The Florida Legislature directed the Department of Environmental Protection, in order to fairly allocate TMDLs among dischargers of pollutants, to create Basin Management Action Plans for various defined watershed basins.
The Santa Fe River Basin BMAP was created in 2012, which documented the various pollution sources, set water-quality goals and provided a set of recommended guidelines as a planning tool to attain those goals. Agriculture, the biggest nitrogen polluter in the Santa Fe basin, was prescribed a set of best management practices that farms were asked to voluntarily follow.
Other stakeholders (industry, lawn care/golf course denizens, power plant producers, etc.) were also asked through the BMAP to curtail their polluting by various means. No requirements were set and no penalties prescribed; this was to be a voluntary effort by all stakeholders (even though the legislative directive was for more forceful measures).
No particular time frame was established in the BMAP and, in 2018, a study of waters in various areas in the Santa Fe River basin demonstrated that the nitrogen content was unchanged. The Legislature apparently realized earlier that progress was too slow and passed the Springs Restoration Act in 2016 that required the creation of … Basin Management Action Plans by July 1, 2018. (Sound familiar?)
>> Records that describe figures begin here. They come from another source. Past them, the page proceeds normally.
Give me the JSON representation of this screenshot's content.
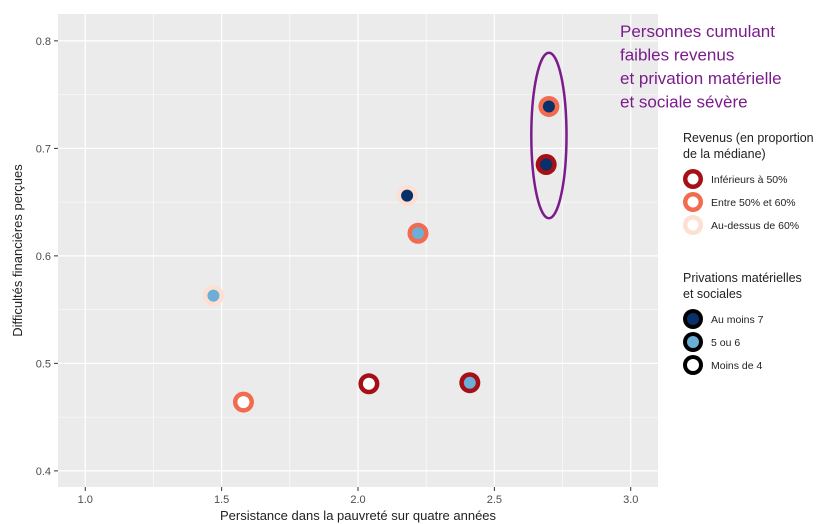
{
  "chart_data": {
    "type": "scatter",
    "xlabel": "Persistance dans la pauvreté sur quatre années",
    "ylabel": "Difficultés financières perçues",
    "xlim": [
      0.9,
      3.1
    ],
    "ylim": [
      0.385,
      0.825
    ],
    "x_ticks": [
      1.0,
      1.5,
      2.0,
      2.5,
      3.0
    ],
    "x_tick_labels": [
      "1.0",
      "1.5",
      "2.0",
      "2.5",
      "3.0"
    ],
    "y_ticks": [
      0.4,
      0.5,
      0.6,
      0.7,
      0.8
    ],
    "y_tick_labels": [
      "0.4",
      "0.5",
      "0.6",
      "0.7",
      "0.8"
    ],
    "grid": true,
    "legend_position": "right",
    "colors": {
      "panel": "#ebebeb",
      "grid": "#ffffff",
      "inferieur_50": "#a50f15",
      "entre_50_60": "#f26b4f",
      "au_dessus_60": "#fde0d2",
      "au_moins_7": "#08306b",
      "cinq_ou_six": "#6baed6",
      "moins_de_4": "#ffffff",
      "annotation": "#7b1c8c"
    },
    "points": [
      {
        "x": 2.7,
        "y": 0.739,
        "revenus": "entre_50_60",
        "privations": "au_moins_7"
      },
      {
        "x": 2.69,
        "y": 0.685,
        "revenus": "inferieur_50",
        "privations": "au_moins_7"
      },
      {
        "x": 2.18,
        "y": 0.656,
        "revenus": "au_dessus_60",
        "privations": "au_moins_7"
      },
      {
        "x": 2.22,
        "y": 0.621,
        "revenus": "entre_50_60",
        "privations": "cinq_ou_six"
      },
      {
        "x": 1.47,
        "y": 0.563,
        "revenus": "au_dessus_60",
        "privations": "cinq_ou_six"
      },
      {
        "x": 2.04,
        "y": 0.481,
        "revenus": "inferieur_50",
        "privations": "moins_de_4"
      },
      {
        "x": 2.41,
        "y": 0.482,
        "revenus": "inferieur_50",
        "privations": "cinq_ou_six"
      },
      {
        "x": 1.58,
        "y": 0.464,
        "revenus": "entre_50_60",
        "privations": "moins_de_4"
      }
    ],
    "annotation": {
      "lines": [
        "Personnes cumulant",
        "faibles revenus",
        "et privation matérielle",
        "et sociale sévère"
      ],
      "ellipse_center": [
        2.7,
        0.712
      ],
      "ellipse_radius": [
        0.215,
        0.077
      ]
    },
    "legends": [
      {
        "title_lines": [
          "Revenus (en proportion",
          "de la médiane)"
        ],
        "entries": [
          {
            "key": "inferieur_50",
            "label": "Inférieurs à 50%"
          },
          {
            "key": "entre_50_60",
            "label": "Entre 50% et 60%"
          },
          {
            "key": "au_dessus_60",
            "label": "Au-dessus de 60%"
          }
        ]
      },
      {
        "title_lines": [
          "Privations matérielles",
          "et sociales"
        ],
        "entries": [
          {
            "key": "au_moins_7",
            "label": "Au moins 7"
          },
          {
            "key": "cinq_ou_six",
            "label": "5 ou 6"
          },
          {
            "key": "moins_de_4",
            "label": "Moins de 4"
          }
        ]
      }
    ]
  }
}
So, the Department of Environmental Protection created new plans, and introduced the first draft of the new document five weeks before it was mandated to be implemented. And, in this “new” document, polluting sources were identified, agriculture was prescribed best management practices and other stakeholders were asked to curtail polluting by various means. Outside of some changes to the rules regarding septic systems, no requirements were set and no penalties prescribed.
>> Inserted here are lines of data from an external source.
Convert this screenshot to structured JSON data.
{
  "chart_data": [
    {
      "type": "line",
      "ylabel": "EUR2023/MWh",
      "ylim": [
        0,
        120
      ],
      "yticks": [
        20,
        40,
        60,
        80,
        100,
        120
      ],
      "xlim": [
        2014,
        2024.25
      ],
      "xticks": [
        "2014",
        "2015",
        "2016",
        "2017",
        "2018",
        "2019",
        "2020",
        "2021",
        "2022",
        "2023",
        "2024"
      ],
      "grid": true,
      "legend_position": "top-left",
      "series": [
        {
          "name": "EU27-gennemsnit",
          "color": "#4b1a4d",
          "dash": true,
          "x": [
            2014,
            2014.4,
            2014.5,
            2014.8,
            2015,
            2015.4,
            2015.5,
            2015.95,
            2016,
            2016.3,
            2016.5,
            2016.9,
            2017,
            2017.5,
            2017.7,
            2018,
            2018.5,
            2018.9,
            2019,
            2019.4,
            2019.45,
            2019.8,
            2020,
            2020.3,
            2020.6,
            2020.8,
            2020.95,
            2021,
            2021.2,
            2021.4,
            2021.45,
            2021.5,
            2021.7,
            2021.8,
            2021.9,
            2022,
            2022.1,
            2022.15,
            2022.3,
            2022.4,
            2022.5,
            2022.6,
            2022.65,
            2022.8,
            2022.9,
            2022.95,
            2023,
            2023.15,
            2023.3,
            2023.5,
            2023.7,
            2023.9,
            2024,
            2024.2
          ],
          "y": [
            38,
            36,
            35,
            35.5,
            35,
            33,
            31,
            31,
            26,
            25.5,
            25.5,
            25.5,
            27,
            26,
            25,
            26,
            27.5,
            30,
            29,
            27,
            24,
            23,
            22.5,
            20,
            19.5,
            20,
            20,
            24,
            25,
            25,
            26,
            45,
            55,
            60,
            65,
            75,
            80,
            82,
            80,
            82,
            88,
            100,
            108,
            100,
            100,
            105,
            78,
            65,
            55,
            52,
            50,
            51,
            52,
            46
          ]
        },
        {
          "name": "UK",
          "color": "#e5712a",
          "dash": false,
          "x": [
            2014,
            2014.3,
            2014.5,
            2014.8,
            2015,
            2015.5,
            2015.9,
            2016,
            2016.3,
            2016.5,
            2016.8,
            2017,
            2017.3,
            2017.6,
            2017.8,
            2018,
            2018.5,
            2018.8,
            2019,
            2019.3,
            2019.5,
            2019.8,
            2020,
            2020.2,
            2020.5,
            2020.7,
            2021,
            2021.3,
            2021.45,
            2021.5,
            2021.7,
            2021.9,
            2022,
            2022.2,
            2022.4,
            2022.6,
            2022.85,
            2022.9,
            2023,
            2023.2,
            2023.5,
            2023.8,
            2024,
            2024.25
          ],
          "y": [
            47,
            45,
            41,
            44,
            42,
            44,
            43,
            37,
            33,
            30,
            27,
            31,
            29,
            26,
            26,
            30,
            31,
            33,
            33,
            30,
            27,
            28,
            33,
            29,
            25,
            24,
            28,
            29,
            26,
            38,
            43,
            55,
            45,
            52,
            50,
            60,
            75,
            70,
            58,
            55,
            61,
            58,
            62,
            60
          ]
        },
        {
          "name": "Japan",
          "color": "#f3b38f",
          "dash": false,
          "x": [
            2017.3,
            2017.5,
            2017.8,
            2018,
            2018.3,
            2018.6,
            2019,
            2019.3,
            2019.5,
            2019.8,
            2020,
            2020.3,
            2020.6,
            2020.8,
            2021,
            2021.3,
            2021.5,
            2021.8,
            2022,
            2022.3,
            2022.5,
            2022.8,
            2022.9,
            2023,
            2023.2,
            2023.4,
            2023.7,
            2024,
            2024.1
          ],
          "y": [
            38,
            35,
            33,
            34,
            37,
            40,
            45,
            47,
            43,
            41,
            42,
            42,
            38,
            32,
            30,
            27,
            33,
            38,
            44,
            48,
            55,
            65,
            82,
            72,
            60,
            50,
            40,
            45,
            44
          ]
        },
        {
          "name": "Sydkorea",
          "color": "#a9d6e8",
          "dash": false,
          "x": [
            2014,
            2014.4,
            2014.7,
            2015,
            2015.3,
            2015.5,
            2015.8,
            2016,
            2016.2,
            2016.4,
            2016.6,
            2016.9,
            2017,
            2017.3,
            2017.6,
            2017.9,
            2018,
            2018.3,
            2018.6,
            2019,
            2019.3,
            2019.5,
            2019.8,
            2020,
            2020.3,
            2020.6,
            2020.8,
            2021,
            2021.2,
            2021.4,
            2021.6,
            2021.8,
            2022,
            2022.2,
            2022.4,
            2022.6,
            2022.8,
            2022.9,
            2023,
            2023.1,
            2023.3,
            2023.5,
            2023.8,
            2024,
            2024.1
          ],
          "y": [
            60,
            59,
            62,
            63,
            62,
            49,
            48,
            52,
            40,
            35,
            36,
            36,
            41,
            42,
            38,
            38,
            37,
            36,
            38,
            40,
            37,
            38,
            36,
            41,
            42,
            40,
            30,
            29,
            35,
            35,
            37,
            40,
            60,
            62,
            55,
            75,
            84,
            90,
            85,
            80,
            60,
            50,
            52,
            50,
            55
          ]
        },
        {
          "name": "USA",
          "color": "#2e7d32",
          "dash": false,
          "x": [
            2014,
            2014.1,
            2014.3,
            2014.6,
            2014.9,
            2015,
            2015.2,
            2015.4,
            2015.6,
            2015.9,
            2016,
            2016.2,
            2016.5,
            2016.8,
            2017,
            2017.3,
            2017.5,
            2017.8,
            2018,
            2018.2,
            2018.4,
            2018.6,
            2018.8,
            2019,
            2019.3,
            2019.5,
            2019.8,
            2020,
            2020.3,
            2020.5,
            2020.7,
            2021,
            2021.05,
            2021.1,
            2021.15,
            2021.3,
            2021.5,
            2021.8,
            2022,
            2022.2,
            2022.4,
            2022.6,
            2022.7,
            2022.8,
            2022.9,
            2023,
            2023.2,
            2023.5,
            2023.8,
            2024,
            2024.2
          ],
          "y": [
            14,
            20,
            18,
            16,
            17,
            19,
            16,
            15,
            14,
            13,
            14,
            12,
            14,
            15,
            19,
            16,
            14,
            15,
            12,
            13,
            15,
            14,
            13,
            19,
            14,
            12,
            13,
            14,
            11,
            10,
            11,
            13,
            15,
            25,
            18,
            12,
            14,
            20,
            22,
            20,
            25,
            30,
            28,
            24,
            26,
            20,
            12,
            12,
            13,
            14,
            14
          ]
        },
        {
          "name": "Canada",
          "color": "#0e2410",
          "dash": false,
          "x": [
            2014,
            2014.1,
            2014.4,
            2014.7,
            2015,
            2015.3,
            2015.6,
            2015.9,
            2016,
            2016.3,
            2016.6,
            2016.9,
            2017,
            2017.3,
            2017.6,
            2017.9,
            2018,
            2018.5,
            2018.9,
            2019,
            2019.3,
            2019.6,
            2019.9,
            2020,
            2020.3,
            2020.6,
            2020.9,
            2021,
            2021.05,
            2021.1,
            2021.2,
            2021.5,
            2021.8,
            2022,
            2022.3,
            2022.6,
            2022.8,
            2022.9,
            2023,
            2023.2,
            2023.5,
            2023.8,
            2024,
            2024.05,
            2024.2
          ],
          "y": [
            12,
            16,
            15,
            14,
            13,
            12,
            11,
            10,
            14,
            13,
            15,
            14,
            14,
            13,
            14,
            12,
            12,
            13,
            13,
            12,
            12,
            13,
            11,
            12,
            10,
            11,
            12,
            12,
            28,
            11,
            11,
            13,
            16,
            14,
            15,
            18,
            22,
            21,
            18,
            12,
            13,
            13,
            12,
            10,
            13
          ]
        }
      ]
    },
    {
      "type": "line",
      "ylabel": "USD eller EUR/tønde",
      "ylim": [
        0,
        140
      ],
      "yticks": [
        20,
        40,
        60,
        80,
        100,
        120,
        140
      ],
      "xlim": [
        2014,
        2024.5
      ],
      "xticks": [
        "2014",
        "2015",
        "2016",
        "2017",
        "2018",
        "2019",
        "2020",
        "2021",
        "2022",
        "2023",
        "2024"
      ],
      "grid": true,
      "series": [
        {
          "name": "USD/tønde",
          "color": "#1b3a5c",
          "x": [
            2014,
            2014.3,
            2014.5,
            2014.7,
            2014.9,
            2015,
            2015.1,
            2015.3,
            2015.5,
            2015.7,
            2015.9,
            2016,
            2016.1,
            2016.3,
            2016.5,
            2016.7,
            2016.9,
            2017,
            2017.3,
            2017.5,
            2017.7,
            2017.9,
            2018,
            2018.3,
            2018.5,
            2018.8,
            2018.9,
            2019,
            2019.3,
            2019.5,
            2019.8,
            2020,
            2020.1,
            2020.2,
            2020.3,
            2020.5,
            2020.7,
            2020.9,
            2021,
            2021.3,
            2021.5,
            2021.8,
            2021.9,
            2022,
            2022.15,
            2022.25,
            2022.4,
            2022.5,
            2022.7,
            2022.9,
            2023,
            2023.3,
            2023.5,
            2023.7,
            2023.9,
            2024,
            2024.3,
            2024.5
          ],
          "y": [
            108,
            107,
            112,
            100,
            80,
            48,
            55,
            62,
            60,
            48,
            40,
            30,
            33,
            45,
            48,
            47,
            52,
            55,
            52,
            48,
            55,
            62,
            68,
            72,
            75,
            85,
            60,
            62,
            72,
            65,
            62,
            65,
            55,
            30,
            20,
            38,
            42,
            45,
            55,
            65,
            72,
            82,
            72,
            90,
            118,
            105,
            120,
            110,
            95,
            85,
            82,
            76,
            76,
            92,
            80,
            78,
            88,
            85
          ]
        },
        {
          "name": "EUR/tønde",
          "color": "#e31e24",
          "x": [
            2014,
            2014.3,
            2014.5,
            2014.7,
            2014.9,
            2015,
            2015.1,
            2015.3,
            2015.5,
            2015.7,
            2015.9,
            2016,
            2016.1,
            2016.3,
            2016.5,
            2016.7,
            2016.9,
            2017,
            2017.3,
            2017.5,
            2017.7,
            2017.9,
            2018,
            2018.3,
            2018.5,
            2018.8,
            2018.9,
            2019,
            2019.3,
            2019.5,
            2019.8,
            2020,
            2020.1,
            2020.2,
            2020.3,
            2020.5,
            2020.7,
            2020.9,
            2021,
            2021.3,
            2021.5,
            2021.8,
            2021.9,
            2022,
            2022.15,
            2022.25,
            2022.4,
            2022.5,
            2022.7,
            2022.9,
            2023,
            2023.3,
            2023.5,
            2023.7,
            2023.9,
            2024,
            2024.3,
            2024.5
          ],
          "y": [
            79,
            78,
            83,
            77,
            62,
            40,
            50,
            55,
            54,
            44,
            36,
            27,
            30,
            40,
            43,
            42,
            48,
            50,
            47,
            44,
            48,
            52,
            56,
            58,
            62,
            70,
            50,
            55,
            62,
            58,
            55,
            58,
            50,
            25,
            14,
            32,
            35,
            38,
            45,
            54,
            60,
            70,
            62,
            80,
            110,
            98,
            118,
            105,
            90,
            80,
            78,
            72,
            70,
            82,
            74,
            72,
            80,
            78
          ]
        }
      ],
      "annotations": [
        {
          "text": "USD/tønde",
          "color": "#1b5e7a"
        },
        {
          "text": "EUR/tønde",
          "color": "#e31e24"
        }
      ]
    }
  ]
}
What do you think the BMAP of 2023 will look like?
The Legislature can demonstrate that it is doing something about the growing pollution of our waterways, and the Department of Environmental Protection can show that it’s working diligently to follow the lead of the Legislature, and the waters of Florida continue to degrade. This is because, despite all this lip service, the leadership of Florida does not have the political will to rein in its constituents in any kind of forceful manner. (Except for the unlucky individuals consisting of a minor percentage of polluters who are trying to put a septic system on less than one acre.)
Water has a significant value, and yet its users (and abusers) are not forced to pay for it. Why? Is it because it might cause the curtailment of growth? Wait until you see the curtailment of growth when the water is polluted beyond use — oh, right, that won’t be until our grandchildren attain the majority.
This lack of political will was front and center at the last Suwannee River Water Management District board meeting, where the staff scientists used studies and data to recommend that the board designate an additional portion of the Santa Fe River as a “cautionary” area (some of the district is already so designated). Despite the scientific evidence, two members of the governor’s hand-picked board became downright whiny about the need to classify it so.
They were afraid it would make it look like our waterways were in trouble. Are they really that out of touch?
If we want Florida to turn into the nation’s toilet, we’re well on our way. But if we want to preserve the unique beauty that is the Florida we inherited, serious measures — measures that may not get the financial support of big agriculture and big industry, but are the right thing to do, are necessary, and soon.
Mike Roth is president of Our Santa Fe River Inc.